Machine learning names a slice of the same gap. Imitation from observations alone means watching state transitions without the teacher’s internal policy and inferring what must have happened in between. Process supervision widens the aperture by training on intermediate steps — closer to respecting an event clock — but only where those steps can be made legible, scored, and scaled. Many inner stories still fit the same outer trail.
So when a narrative promises to “replicate human expertise” at civilization scale, I reach for a quieter prediction before the science-fiction one. The frontier that keeps moving is still, in large part, compute and data mass — more tokens, more flops, more careful curation of what gets counted as a good answer.
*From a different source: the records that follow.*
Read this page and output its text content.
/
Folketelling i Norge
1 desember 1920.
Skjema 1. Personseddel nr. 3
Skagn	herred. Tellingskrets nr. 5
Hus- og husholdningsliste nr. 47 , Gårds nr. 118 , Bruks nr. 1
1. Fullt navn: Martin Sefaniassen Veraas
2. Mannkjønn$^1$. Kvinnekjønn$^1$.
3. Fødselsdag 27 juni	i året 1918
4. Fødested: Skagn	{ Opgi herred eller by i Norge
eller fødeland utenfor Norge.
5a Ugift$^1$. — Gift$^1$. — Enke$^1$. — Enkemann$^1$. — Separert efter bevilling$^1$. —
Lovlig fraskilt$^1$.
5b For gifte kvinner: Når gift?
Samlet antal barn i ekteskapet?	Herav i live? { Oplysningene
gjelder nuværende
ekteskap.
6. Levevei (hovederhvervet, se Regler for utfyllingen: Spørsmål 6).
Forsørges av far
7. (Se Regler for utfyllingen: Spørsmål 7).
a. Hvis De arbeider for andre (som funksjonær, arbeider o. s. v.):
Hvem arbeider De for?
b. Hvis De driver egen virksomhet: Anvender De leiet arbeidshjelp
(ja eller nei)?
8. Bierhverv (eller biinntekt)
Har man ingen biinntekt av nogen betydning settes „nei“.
The threshold people gesture at when they say “superintelligence” — whatever that even means on inspection — still looks less like a solved engineering ticket and more like a horizon we redraw every year. I do not think anyone has a convincing way to rebuild the event clock for whole organizations at fidelity the state clock enjoys. The marketing department will still name the product as if they have.
Why the story still wins
Meta does not need a philosophical resolution to keep pedaling the narrative. It needs enough capability to stay in the top tier of benchmarks, enough talent to credibly claim depth, and enough drama in the public telling that investors, recruits, and regulators all believe the company is inevitable. The Scale deal fits that bundle neatly: capital, expertise, a story about proprietary human signal, and a headline that makes rivals wonder what they are missing.
If some of the workplace-surveillance reporting is softer or messier than the scare copy suggests, that almost makes the point. The version that spreads is the one that keeps Meta’s AI ambitions welded to a mental image of total capture — which is either the truth, or a useful exaggeration, or both, depending on which room you are standing in.
I end up with a conversation, not a verdict. The models will keep improving for mundane reasons we mostly understand. The stories around them will keep improving too — including the commercial ecosystem built to shape those stories — and that progress is not illegitimate just because it is hard to benchmark. The rest of us are left to separate, as best we can, the state clock of public claims from the event clock of what actually happened, knowing both will stay noisy for a long time.